Womanizer is a sex toy company that understands the self-care element of masturbation. Their basic ethos is that everyone has a right to orgasm, whether or not you’re sexually active with other people. Everyone should be able to feel comfortable in their own skin, and free to identify their own sexual needs. And also, that masturbation—whether you’re using a clitoral stimulator, your hand, or your electronic toothbrush—is a form of self-determination and sexual freedom.
And BTW, jerking-off has a lot of psychological and physical health benefits. It’s sort of like working out, only infinitely less torturous.
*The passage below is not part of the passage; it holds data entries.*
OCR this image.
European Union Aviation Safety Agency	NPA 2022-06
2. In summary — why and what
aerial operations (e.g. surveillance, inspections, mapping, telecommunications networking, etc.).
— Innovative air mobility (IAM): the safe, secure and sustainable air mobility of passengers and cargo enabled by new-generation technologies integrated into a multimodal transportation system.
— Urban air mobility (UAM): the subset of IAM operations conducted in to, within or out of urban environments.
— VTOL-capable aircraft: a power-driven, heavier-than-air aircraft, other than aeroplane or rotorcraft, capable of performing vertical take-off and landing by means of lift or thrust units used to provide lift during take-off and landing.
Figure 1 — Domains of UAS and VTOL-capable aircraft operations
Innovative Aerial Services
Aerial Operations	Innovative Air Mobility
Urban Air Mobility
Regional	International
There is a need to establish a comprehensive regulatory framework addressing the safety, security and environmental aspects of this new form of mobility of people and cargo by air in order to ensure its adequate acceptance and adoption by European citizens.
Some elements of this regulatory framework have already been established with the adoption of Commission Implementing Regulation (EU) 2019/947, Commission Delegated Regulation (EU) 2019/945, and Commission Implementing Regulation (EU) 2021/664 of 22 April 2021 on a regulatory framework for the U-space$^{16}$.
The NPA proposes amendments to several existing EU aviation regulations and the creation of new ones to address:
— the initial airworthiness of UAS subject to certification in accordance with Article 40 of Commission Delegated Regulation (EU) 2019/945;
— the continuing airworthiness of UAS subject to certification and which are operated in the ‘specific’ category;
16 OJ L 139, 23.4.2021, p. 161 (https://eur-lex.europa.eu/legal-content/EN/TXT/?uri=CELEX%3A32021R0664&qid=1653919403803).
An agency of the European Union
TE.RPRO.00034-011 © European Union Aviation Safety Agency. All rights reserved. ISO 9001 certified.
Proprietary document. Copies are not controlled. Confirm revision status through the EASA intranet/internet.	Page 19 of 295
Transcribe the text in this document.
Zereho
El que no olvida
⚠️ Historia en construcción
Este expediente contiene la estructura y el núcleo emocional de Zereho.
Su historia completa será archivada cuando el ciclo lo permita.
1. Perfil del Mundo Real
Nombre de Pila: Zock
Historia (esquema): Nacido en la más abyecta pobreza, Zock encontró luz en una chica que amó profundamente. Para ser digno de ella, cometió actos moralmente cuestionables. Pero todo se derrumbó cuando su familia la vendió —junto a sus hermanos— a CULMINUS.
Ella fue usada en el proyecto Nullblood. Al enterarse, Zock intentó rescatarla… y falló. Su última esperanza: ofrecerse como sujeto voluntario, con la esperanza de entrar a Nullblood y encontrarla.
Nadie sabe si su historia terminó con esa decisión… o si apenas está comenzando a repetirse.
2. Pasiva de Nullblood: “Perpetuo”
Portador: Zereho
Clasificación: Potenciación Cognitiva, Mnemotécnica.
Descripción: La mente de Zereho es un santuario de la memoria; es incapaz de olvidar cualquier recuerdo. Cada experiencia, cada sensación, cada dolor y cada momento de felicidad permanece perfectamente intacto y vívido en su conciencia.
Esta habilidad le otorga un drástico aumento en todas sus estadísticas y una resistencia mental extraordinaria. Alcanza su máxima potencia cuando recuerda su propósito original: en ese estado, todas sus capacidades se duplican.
Planned Parenthood’s website lists a plethora of benefits of masturbation, including: increasing self-esteem; improving body image; improving sleep (I always masturbate when I can’t sleep duh); making your vaj tighter (yolo); reducing stress (I’ve legit substituted Xanax with my Womanizer). Also, studies show that masturbating can flush old bacteria from the cervix, decreasing the chances of getting a UTI (an actual lifesaver.) And—perhaps most excitingly—enhancing sex with partners both physically and emotionally.
Dr. Chris Donahue, a sex therapist and doctor of clinical sexology and human sexuality, once told me: “We live in such a productivity-obsessed culture, where everything is framed in terms of ‘How much money is it making you?’—it’s so capitalistic, and masturbation is the antithesis of that. It’s really powerful and revolutionary to say ‘forget capitalism and consumerism and productivity, I’m gonna take time to myself and masturbate, or use a sex toy.’ That’s so feminist.” So like, I guess masturbation is a form of activism? Who knew?!
Whether you have a partner (or partners), solo sex is something that’s entirely yours, where you don’t have to factor in someone else’s boundaries, feelings or needs. It’s a place to explore your perviest, weirdest, most un-PC fantasies—to be and to fuck whoever you want. And let’s be real, life would suck without that.